At the outset, Irfan admits that the book is his attempt “to explain the causes of the resentment and anger that millions of Muslims harbour toward America and the West based on my reading, travels, conversations and email messages with readers.” When you read the book, you realise that this is the way to go when dealing with perceptions that people have long held in a subjective context. Hence, it holds the reader’s attention because it allows him or her to enter into a kind of dialogue with an author who has the journalist’s ability to combine information with knowledge and interpretation. One strength of Irfan’s discourse is his choice of excerpts and quotations from relevant authorities.

Instead of watching the scene from a safe distance to underline a posture of objectivity and impartiality, Irfan has portrayed the long interaction between Islam and Christendom as a sensitive Pakistani, unashamed of his liberal and modern proclivities. It depresses him a lot when he sees “that so many of my countrymen are so deep in denial.” He is worried about the chasm that has opened up between the Muslims of the world and the United States after 9/11.

It is hard for him to understand that a majority of Pakistanis look at the United States, rather than the jihadis, as an enemy. It is this faultline that makes it difficult to fight Islamic terrorism — “a virus that threatens Muslim countries more than it does the West.” Similarly, he has traced the derelictions of the West in nurturing Islamophobia. To place these post 9/11 delusions, lrfan has provided a useful historical perspective to suggest that the ongoing conflict began long before Christendom and Islam were born. It related to the struggle between East and West.
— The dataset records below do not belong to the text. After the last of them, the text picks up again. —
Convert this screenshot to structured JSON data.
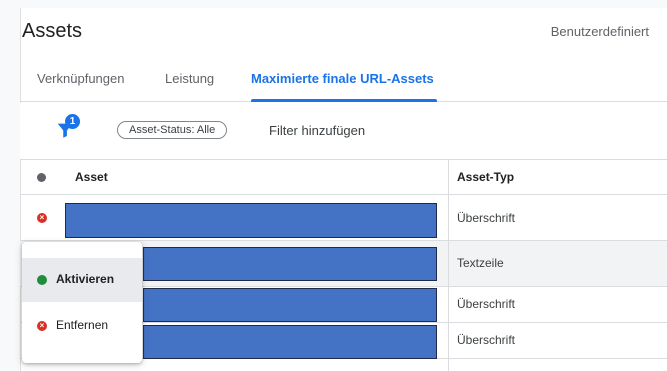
{
  "header": {
    "title": "Assets",
    "custom_label": "Benutzerdefiniert"
  },
  "tabs": [
    {
      "label": "Verknüpfungen"
    },
    {
      "label": "Leistung"
    },
    {
      "label": "Maximierte finale URL-Assets",
      "active": true
    }
  ],
  "filter": {
    "badge_count": "1",
    "chip_label": "Asset-Status: Alle",
    "add_filter_label": "Filter hinzufügen"
  },
  "table": {
    "columns": [
      "Asset",
      "Asset-Typ"
    ],
    "rows": [
      {
        "status": "removed",
        "asset_redacted": true,
        "type": "Überschrift"
      },
      {
        "status": "",
        "asset_redacted": true,
        "type": "Textzeile"
      },
      {
        "status": "",
        "asset_redacted": true,
        "type": "Überschrift"
      },
      {
        "status": "",
        "asset_redacted": true,
        "type": "Überschrift"
      }
    ]
  },
  "status_menu": {
    "items": [
      {
        "label": "Aktivieren",
        "icon": "green-dot-icon",
        "highlighted": true
      },
      {
        "label": "Entfernen",
        "icon": "red-x-icon"
      }
    ]
  },
  "colors": {
    "accent": "#1a73e8",
    "removed": "#d93025",
    "enabled": "#1e8e3e",
    "redaction": "#4472c4"
  }
}
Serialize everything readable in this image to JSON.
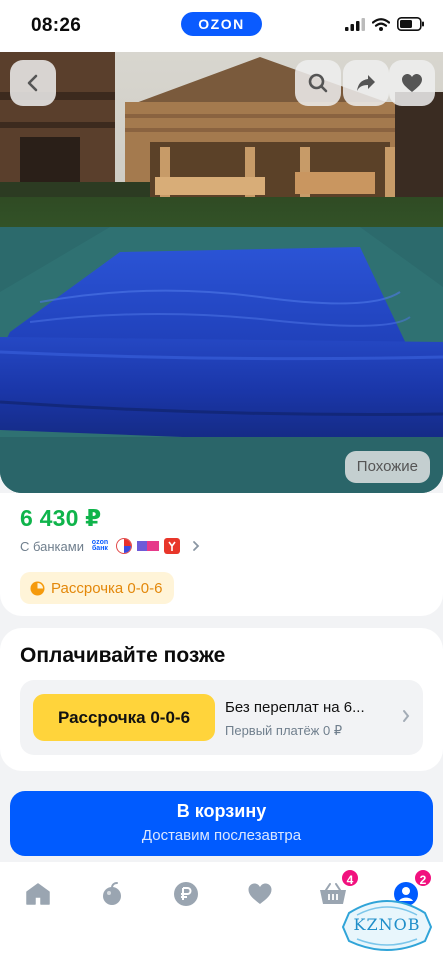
{
  "status_bar": {
    "time": "08:26",
    "brand_logo": "OZON",
    "icons": [
      "signal-icon",
      "wifi-icon",
      "battery-icon"
    ]
  },
  "hero": {
    "buttons": [
      "back-icon",
      "search-icon",
      "share-icon",
      "heart-icon"
    ],
    "similar_label": "Похожие"
  },
  "product": {
    "price": "6 430 ₽",
    "with_banks_label": "С банками",
    "bank_logo_line1": "ozon",
    "bank_logo_line2": "банк",
    "installment_badge": "Рассрочка 0-0-6"
  },
  "pay_later": {
    "title": "Оплачивайте позже",
    "button_label": "Рассрочка 0-0-6",
    "line1": "Без переплат на 6...",
    "line2": "Первый платёж 0 ₽"
  },
  "cart": {
    "title": "В корзину",
    "subtitle": "Доставим послезавтра"
  },
  "bottom_nav": {
    "items": [
      "home-icon",
      "fresh-icon",
      "ruble-icon",
      "favorites-icon",
      "cart-icon",
      "profile-icon"
    ],
    "cart_badge": "4",
    "profile_badge": "2"
  },
  "watermark": {
    "text": "KZNOB"
  },
  "colors": {
    "brand": "#005bff",
    "price": "#0fb44b",
    "installment": "#ffd43b",
    "badge": "#f1117e"
  }
}
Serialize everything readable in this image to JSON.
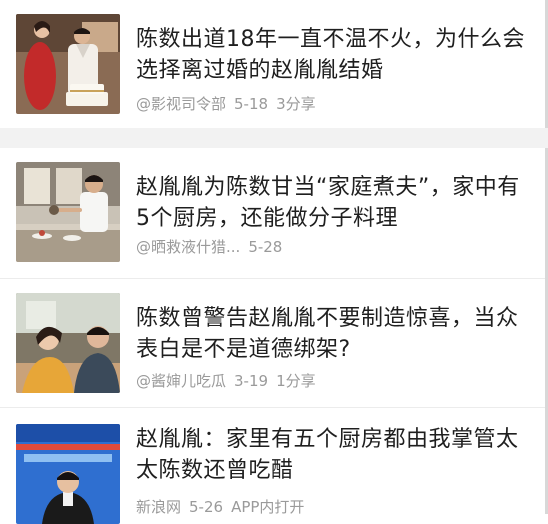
{
  "feed": {
    "items": [
      {
        "title": "陈数出道18年一直不温不火，为什么会选择离过婚的赵胤胤结婚",
        "source": "@影视司令部",
        "date": "5-18",
        "shares": "3分享",
        "image": "couple-cake-photo"
      },
      {
        "title": "赵胤胤为陈数甘当“家庭煮夫”，家中有5个厨房，还能做分子料理",
        "source": "@晒救液什猎...",
        "date": "5-28",
        "shares": "",
        "image": "man-in-kitchen-photo"
      },
      {
        "title": "陈数曾警告赵胤胤不要制造惊喜，当众表白是不是道德绑架?",
        "source": "@酱婶儿吃瓜",
        "date": "3-19",
        "shares": "1分享",
        "image": "couple-smiling-photo"
      },
      {
        "title": "赵胤胤：家里有五个厨房都由我掌管太太陈数还曾吃醋",
        "source": "新浪网",
        "date": "5-26",
        "shares": "APP内打开",
        "image": "tv-show-host-photo"
      }
    ]
  },
  "colors": {
    "title": "#1f1f1f",
    "meta": "#9a9a9a",
    "divider": "#ececec",
    "gap": "#f2f2f2"
  }
}
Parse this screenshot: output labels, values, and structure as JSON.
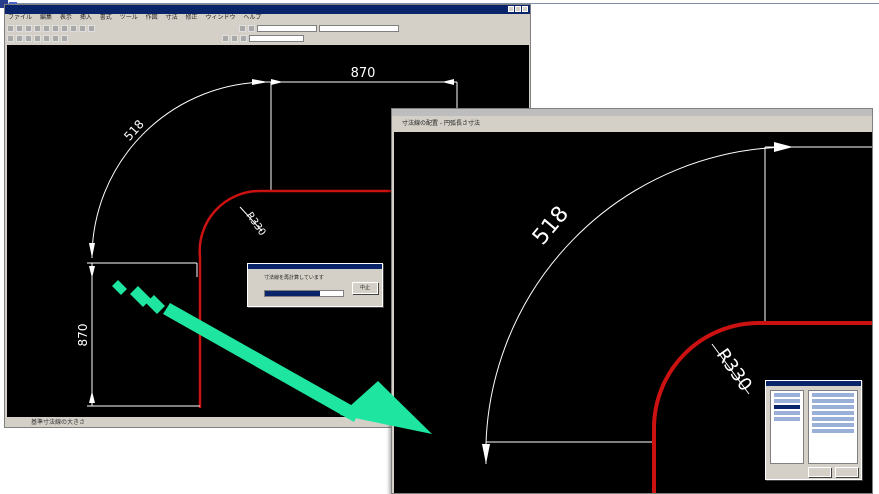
{
  "colors": {
    "canvas": "#000000",
    "geometry": "#ffffff",
    "profile": "#cc1111",
    "arrow": "#1ee6a0",
    "titlebar": "#0a246a"
  },
  "left_window": {
    "menu": [
      "ファイル",
      "編集",
      "表示",
      "挿入",
      "書式",
      "ツール",
      "作図",
      "寸法",
      "修正",
      "ウィンドウ",
      "ヘルプ"
    ],
    "status_text": "基準寸法線の大きさ",
    "dimensions": {
      "top_length": "870",
      "arc_length": "518",
      "radius": "R330",
      "vertical_length": "870"
    },
    "dialog": {
      "message": "寸法線を再計算しています",
      "button": "中止",
      "progress": 0.7
    }
  },
  "right_window": {
    "menu_text": "寸法線の配置 - 円弧長さ寸法",
    "dimensions": {
      "arc_length": "518",
      "radius": "R330"
    }
  },
  "arrow_icon": "big-diagonal-arrow-icon"
}
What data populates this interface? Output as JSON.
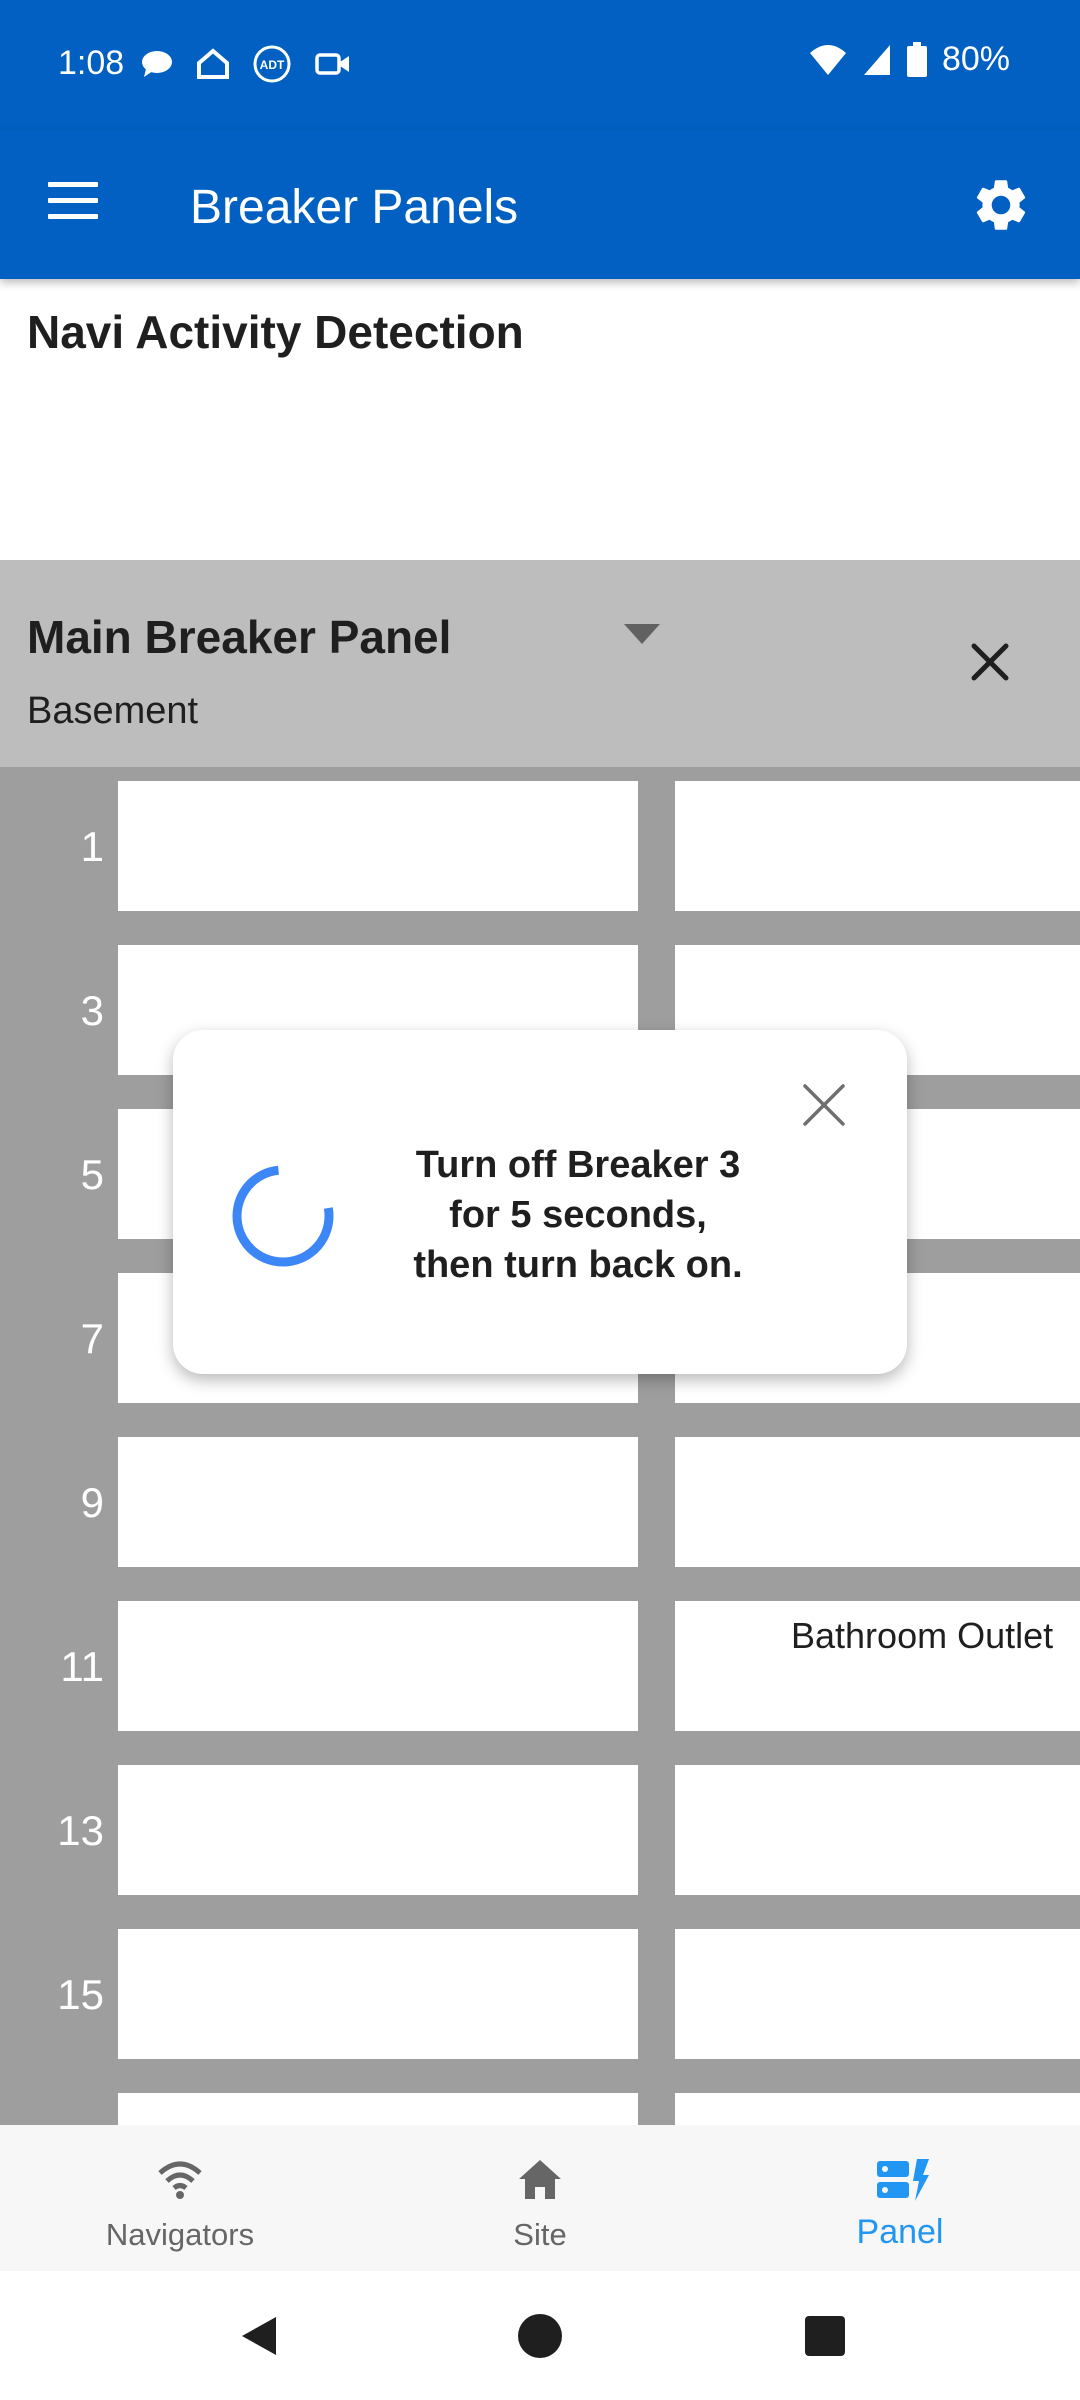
{
  "status_bar": {
    "time": "1:08",
    "battery": "80%",
    "icons": [
      "chat-bubble-icon",
      "home-outline-icon",
      "adt-icon",
      "video-camera-icon",
      "wifi-icon",
      "signal-icon",
      "battery-icon"
    ]
  },
  "app_bar": {
    "title": "Breaker Panels",
    "menu_icon": "menu-icon",
    "settings_icon": "gear-icon",
    "color": "#0160c1"
  },
  "section": {
    "title": "Navi Activity Detection"
  },
  "panel": {
    "name": "Main Breaker Panel",
    "location": "Basement"
  },
  "grid": {
    "rows": [
      {
        "number": "1",
        "left_label": "",
        "right_label": ""
      },
      {
        "number": "3",
        "left_label": "",
        "right_label": ""
      },
      {
        "number": "5",
        "left_label": "",
        "right_label": ""
      },
      {
        "number": "7",
        "left_label": "",
        "right_label": ""
      },
      {
        "number": "9",
        "left_label": "",
        "right_label": ""
      },
      {
        "number": "11",
        "left_label": "",
        "right_label": "Bathroom Outlet"
      },
      {
        "number": "13",
        "left_label": "",
        "right_label": ""
      },
      {
        "number": "15",
        "left_label": "",
        "right_label": ""
      },
      {
        "number": "",
        "left_label": "",
        "right_label": ""
      }
    ]
  },
  "popup": {
    "message_line1": "Turn off Breaker 3",
    "message_line2": "for 5 seconds,",
    "message_line3": "then turn back on.",
    "spinner_color": "#3d86f5"
  },
  "bottom_nav": {
    "items": [
      {
        "label": "Navigators",
        "icon": "wifi-icon",
        "active": false
      },
      {
        "label": "Site",
        "icon": "home-icon",
        "active": false
      },
      {
        "label": "Panel",
        "icon": "panel-icon",
        "active": true
      }
    ],
    "active_color": "#2196f3"
  },
  "system_nav": {
    "buttons": [
      "back-icon",
      "home-circle-icon",
      "recents-icon"
    ]
  }
}
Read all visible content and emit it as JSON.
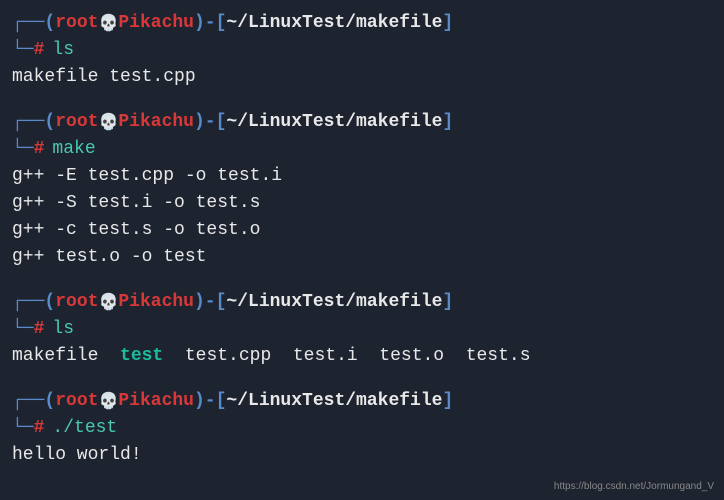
{
  "user": "root",
  "host": "Pikachu",
  "path": "~/LinuxTest/makefile",
  "skull": "💀",
  "blocks": [
    {
      "command": "ls",
      "outputs": [
        "makefile  test.cpp"
      ],
      "highlightWords": []
    },
    {
      "command": "make",
      "outputs": [
        "g++ -E test.cpp -o test.i",
        "g++ -S test.i -o test.s",
        "g++ -c test.s -o test.o",
        "g++ test.o -o test"
      ],
      "highlightWords": []
    },
    {
      "command": "ls",
      "outputs": [
        "makefile  test  test.cpp  test.i  test.o  test.s"
      ],
      "highlightWords": [
        "test"
      ]
    },
    {
      "command": "./test",
      "outputs": [
        "hello world!"
      ],
      "highlightWords": []
    }
  ],
  "watermark": "https://blog.csdn.net/Jormungand_V"
}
Considerable research, reduced to a fluent expression of ideas and events, has added to the value of this book. Throughout, however, personal encounters and experiences have underlined the argument at hand.

For instance, he illustrates some complexities of interaction between Islam and Christendom with his memories of studying, in the early sixties, at St Patrick’s High School in Karachi, run by Catholic missionaries. Similar asides are found in a description of the Arab-Israel conflict. He refers to a conversation with a serving army general about the controversy over the Kerry-Lugar Bill and quotes this chilling answer to a query that with India and Pakistan having common borders, the use of a nuclear device would have a catastrophic fallout in Pakistan: “Actually, evidence from the atom bombs dropped on Hiroshima and Nagasaki by the United States in World War Two does not prove your point as the soil near these cities was not contaminated for very long.”

One chapter that I found particularly interesting is titled: ‘The Virtual Ummah and Online Jihad.’ Irfan takes note of the irony that “an ideology that opposes most forms of modernism should make such effective use of cutting-edge communications tools.” He has done some research to come up with specific examples from extremist websites and decided that he would no longer want to waste time “reading these unpleasant and often poorly written blogs.”

Considering the title of the book — the faultlines being “fatal” — it is obvious that Irfan was all set to conclude on a pessimistic note. But he admits to being swayed by the silver lining of the Arab Spring. Otherwise, we would just have the Pakistani paradox.

To end, consider this question. There are Muslims who assert that “Islam is a religion of peace.” Their detractors say that the teachings of Islam urge its followers to kill non-Muslims in the name of the faith. Irfan raises this predicament and says: “So who’s right? Actually, both are — and both are wrong.”

This book review was originally published in the June issue under the headline “The Unbridgeable Chasm.”

Ghazi Salahuddin is a respected senior journalist in Pakistan. He currently works with the daily The News and the Geo television network.